The third anniversary is chiefly unlike the first two dates. In August 2000, the Russian nuclear submarine Kursk was lost with all hands at the bottom of the cold Barents Sea.
Russia has never had the level of safety in its civilian and military nuclear industry we often take for granted. Compare, for example, Chernobyl with Three Mile Island, which still operates today. Nevertheless, losing the Kursk was a huge blow to Russian military prestige. Russia also has 30 civilian nuclear reactors. Chechen separatists have demonstrated an ability to strike deep within Russian on suicide missions. Striking any of these reactors would make an unprecedented statement on a public still mourning the loss of Kursk sailors.

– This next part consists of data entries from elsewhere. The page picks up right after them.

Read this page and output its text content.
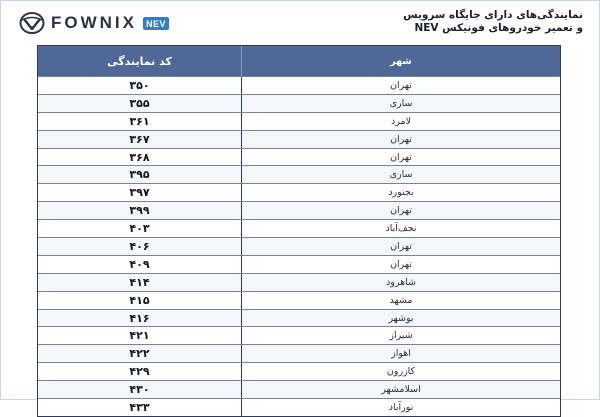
FOWNIX	NEV
نمایندگی‌های دارای جایگاه سرویس
و تعمیر خودروهای فونیکس NEV
کد نمایندگی	شهر
۳۵۰	تهران
۳۵۵	ساری
۳۶۱	لامرد
۳۶۷	تهران
۳۶۸	تهران
۳۹۵	ساری
۳۹۷	بجنورد
۳۹۹	تهران
۴۰۳	نجف‌آباد
۴۰۶	تهران
۴۰۹	تهران
۴۱۴	شاهرود
۴۱۵	مشهد
۴۱۶	بوشهر
۴۲۱	شیراز
۴۲۲	اهواز
۴۲۹	کازرون
۴۳۰	اسلامشهر
۴۳۳	نورآباد
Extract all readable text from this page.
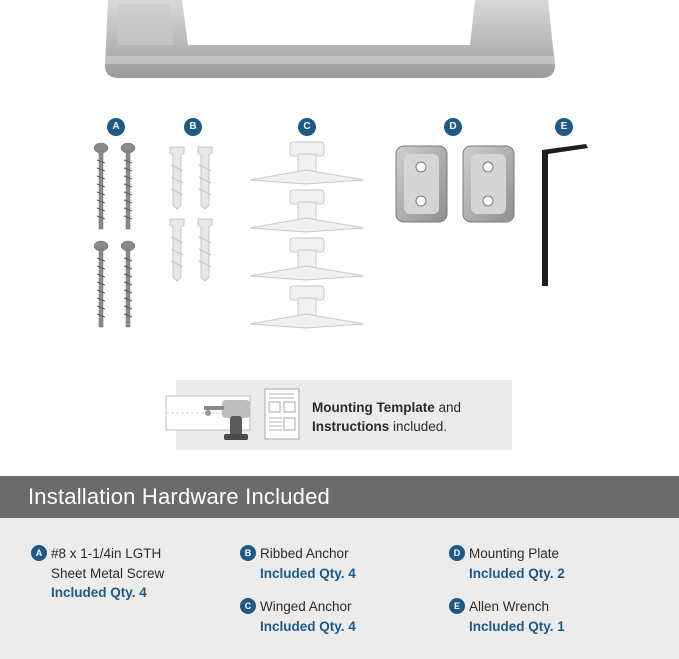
A	B	C	D	E
Mounting Template and
Instructions included.
Installation Hardware Included
A #8 x 1-1/4in LGTH
Sheet Metal Screw
Included Qty. 4
B Ribbed Anchor
Included Qty. 4
C Winged Anchor
Included Qty. 4
D Mounting Plate
Included Qty. 2
E Allen Wrench
Included Qty. 1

When media elites focus on these three anniversaries, will they report on the nuances of the calculation of risks and rewards? How many Japanese and Americans would have died if the atomic bomb had not convinced the Japanese Empire to surrender? How many nations are living up to NPT? How successful is the civilian nuclear power industry in freeing nations from importing oil or natural gas to fuel turbines? How safe American civilian and military reactors are?
No, probably not. Instead, we can expect quotes from anti-nuclear power advocates, stories about victims of the Hiroshima and Nagasaki bombs and threats of accidents and terrorism.